A statutory demand is a means by which a creditor gives notice to a debtor company it must pay the debt owed to the creditor. If the debt is not paid, and is not disputed, the creditor can apply to the High Court to liquidate the debtor company.
In order to issue a statutory demand, the debt must be due, and be more than or equal to $1,000. The statutory demand must be in writing and be served on the debtor.
Once served, the debtor must within 15 working days either:
- Pay the debt,
- Enter into a compromise or other such mutual arrangement with the creditor for paying the debt, or
- Give a charge over its property to secure payment of the debt to the reasonable satisfaction of the creditor.
Alternatively, if the debtor disputes the demand, it must apply to the Court within 10 working days of service of the statutory demand to have the demand set aside. The application must establish either:
- There is a substantial dispute whether or not the debt is owing or due,
- The company appears to have a counterclaim/set off against the amount specified in the demand, or
- The demand ought to be set aside on other grounds.
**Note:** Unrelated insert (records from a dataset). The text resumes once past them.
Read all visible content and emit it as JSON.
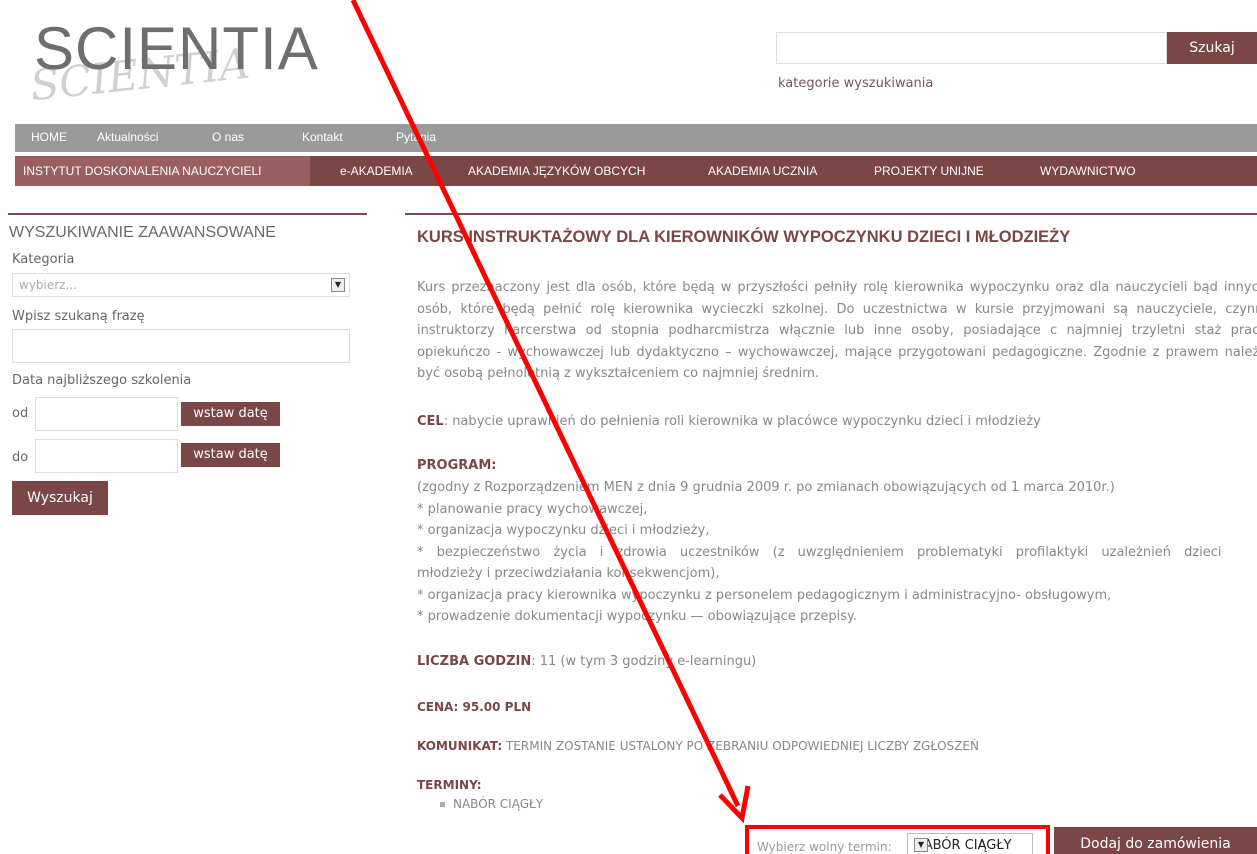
{
  "header": {
    "logo_text": "SCIENTIA",
    "search_placeholder": "",
    "search_button": "Szukaj",
    "search_categories": "kategorie wyszukiwania"
  },
  "topnav": [
    "HOME",
    "Aktualności",
    "O nas",
    "Kontakt",
    "Pytania"
  ],
  "subnav": [
    "INSTYTUT DOSKONALENIA NAUCZYCIELI",
    "e-AKADEMIA",
    "AKADEMIA JĘZYKÓW OBCYCH",
    "AKADEMIA UCZNIA",
    "PROJEKTY UNIJNE",
    "WYDAWNICTWO"
  ],
  "sidebar": {
    "title": "WYSZUKIWANIE ZAAWANSOWANE",
    "category_label": "Kategoria",
    "category_placeholder": "wybierz...",
    "phrase_label": "Wpisz szukaną frazę",
    "date_label": "Data najbliższego szkolenia",
    "from_label": "od",
    "to_label": "do",
    "date_button": "wstaw datę",
    "search_button": "Wyszukaj"
  },
  "course": {
    "title": "KURS INSTRUKTAŻOWY DLA KIEROWNIKÓW WYPOCZYNKU DZIECI I MŁODZIEŻY",
    "description": "Kurs przeznaczony jest dla osób, które będą w przyszłości pełniły rolę kierownika wypoczynku oraz dla nauczycieli bąd innych osób, które będą pełnić rolę kierownika wycieczki szkolnej. Do uczestnictwa w kursie przyjmowani są nauczyciele, czynni instruktorzy harcerstwa od stopnia podharcmistrza włącznie lub inne osoby, posiadające c najmniej trzyletni staż pracy opiekuńczo - wychowawczej lub dydaktyczno – wychowawczej, mające przygotowani pedagogiczne. Zgodnie z prawem należy być osobą pełnoletnią z wykształceniem co najmniej średnim.",
    "goal_label": "CEL",
    "goal_text": ": nabycie uprawnień do pełnienia roli kierownika w placówce wypoczynku dzieci i młodzieży",
    "program_label": "PROGRAM",
    "program_colon": ":",
    "program_lines": [
      "(zgodny z Rozporządzeniem MEN z dnia 9 grudnia 2009 r. po zmianach obowiązujących od 1 marca 2010r.)",
      "* planowanie pracy wychowawczej,",
      "* organizacja wypoczynku dzieci i młodzieży,",
      "* bezpieczeństwo życia i zdrowia uczestników (z uwzględnieniem problematyki profilaktyki uzależnień dzieci",
      "młodzieży i przeciwdziałania konsekwencjom),",
      "* organizacja pracy kierownika wypoczynku z personelem pedagogicznym i administracyjno- obsługowym,",
      "* prowadzenie dokumentacji wypoczynku — obowiązujące przepisy."
    ],
    "hours_label": "LICZBA GODZIN",
    "hours_text": ": 11 (w tym 3 godziny e-learningu)",
    "price": "CENA: 95.00 PLN",
    "notice_label": "KOMUNIKAT:",
    "notice_text": "TERMIN ZOSTANIE USTALONY PO ZEBRANIU ODPOWIEDNIEJ LICZBY ZGŁOSZEŃ",
    "terms_label": "TERMINY:",
    "terms": [
      "NABÓR CIĄGŁY"
    ]
  },
  "order": {
    "label": "Wybierz wolny termin:",
    "selected": "NABÓR CIĄGŁY",
    "button": "Dodaj do zamówienia"
  },
  "colors": {
    "brand": "#7b4646",
    "nav_gray": "#9a9a9a",
    "annotation": "#ff0000"
  }
}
Statutory demands are useful ways to recover debts as the debtor must take action to avoid liquidation. However, the Courts have made clear it is improper for creditors to issue statutory demands unless they have sound grounds for believing there is no dispute of substance or counterclaim/set off with respect to the debt. Demands should not be a means of “embarrassing a party in a situation where there is a contest as to liability for a given debt”.